In the state of Kansas, judges can issue what is known as protection from abuse (PFA) orders. Commonly known as a restraining order or an order of protection, PFA orders are designed to protect against "abuse," which is defined under Kansas Statutes §60-3102 as the attempt to intentionally or recklessly cause bodily injury, cause another to have fear of imminent bodily injury, and/or engage in sexual activities with a minor under 16-years-of-age who is not the offender's spouse. There are also orders for protection from stalking, which falls under the state's Protection from Stalking Act.
Although the above are the three main types of PFA order, it is important to also consider what is known as a mutual order of protection. These are granted in cases where one side seeks a PFA and the other party submits a counter-petition stating that they too have been victimized by abuse. This can be granted after a hearing where both parties present evidence, but only if the judge believes that both parties were primary causes of the aggression instead of only acting out of self-defense. In some cases, a mutual PFA order can be obtained when both parties mutually agree to it without a hearing.
As explained above, the PFA order is designed to limit any further abuse. For example, a PFA order can restrict the alleged abuser from no longer abusing, molesting or interfering with the alleged victim and their child(ren). It can also order the alleged abuser to leave their home, not cancel any utility service, and give up the possession of the home to the victim. If this is not the order, the defendant may also be required to find the alleged victim alternate housing. In cases where children are involved, the PFA order can help to establish and enforce temporary arrangements of custody and visitation rights, as well as child and spousal support.

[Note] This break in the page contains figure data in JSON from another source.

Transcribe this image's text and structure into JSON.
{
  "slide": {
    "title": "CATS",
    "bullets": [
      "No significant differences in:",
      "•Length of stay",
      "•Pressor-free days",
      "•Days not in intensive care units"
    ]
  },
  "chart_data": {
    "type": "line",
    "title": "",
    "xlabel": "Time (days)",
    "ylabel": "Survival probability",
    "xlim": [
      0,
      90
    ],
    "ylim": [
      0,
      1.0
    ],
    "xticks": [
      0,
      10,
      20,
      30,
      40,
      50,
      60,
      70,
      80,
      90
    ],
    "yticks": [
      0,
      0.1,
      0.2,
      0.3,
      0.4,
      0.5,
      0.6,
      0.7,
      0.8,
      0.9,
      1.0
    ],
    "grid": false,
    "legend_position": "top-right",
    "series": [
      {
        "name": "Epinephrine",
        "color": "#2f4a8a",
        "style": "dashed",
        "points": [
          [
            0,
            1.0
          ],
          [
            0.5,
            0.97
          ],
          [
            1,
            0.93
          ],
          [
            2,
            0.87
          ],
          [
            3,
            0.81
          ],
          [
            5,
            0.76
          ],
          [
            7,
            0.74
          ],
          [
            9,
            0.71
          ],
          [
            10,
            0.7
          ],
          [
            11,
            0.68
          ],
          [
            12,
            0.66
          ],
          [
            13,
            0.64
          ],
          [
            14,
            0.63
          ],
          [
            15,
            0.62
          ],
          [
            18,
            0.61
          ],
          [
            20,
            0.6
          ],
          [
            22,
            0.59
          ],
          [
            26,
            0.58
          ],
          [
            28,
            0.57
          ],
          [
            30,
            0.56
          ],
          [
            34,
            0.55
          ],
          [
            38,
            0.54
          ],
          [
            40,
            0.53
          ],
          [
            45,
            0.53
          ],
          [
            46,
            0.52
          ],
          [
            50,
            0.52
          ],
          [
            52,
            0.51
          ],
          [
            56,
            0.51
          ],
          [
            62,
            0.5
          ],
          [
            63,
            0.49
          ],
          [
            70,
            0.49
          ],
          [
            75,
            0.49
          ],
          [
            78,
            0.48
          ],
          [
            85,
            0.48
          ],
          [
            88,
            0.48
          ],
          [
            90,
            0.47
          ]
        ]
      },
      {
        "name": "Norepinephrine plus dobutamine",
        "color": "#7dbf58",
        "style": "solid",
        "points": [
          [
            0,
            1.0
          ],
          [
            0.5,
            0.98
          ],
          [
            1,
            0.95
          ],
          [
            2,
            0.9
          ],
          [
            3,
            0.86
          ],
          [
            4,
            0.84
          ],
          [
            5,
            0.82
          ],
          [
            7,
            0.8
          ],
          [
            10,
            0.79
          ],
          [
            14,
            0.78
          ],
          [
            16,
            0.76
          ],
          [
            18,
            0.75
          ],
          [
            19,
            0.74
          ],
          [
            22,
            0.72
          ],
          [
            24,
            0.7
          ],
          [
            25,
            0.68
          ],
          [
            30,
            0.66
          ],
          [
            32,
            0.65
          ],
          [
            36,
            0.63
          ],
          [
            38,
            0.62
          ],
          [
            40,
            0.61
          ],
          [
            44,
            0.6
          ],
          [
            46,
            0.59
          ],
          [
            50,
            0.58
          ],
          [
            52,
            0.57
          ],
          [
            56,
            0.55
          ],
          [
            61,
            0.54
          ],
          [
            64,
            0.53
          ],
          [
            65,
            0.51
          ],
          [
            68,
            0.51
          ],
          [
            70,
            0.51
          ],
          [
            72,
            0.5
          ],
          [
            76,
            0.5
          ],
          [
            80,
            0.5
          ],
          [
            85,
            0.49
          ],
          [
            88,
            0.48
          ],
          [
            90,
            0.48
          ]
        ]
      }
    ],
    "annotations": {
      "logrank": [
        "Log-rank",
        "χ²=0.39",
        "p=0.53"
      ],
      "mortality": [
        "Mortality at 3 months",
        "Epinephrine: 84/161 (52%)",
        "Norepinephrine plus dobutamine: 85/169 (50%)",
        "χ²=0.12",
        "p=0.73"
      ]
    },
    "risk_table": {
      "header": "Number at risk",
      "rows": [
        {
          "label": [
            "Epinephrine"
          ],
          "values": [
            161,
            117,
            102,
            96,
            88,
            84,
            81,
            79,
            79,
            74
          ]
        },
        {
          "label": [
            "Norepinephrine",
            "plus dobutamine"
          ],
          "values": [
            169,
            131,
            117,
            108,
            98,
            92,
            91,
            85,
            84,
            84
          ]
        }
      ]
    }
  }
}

There are serious consequences for situations where the PFA order is violated. Per Kansas Statutes §60-3107, should the defendant violate the terms of the PFA order restraining him or her from the abuse, molestation or interference with the plaintiff, it could be considered assault or battery under the law. If the defendant was excluded from their residents or household, and they violate this term, it could be considered criminal trespass. Additionally, violations of the initial PFA order can result in an extension of the original order, up to a possible lifetime restriction. These are serious criminal charges which can carry harsh penalties, especially if they are charged in tandem with domestic violence.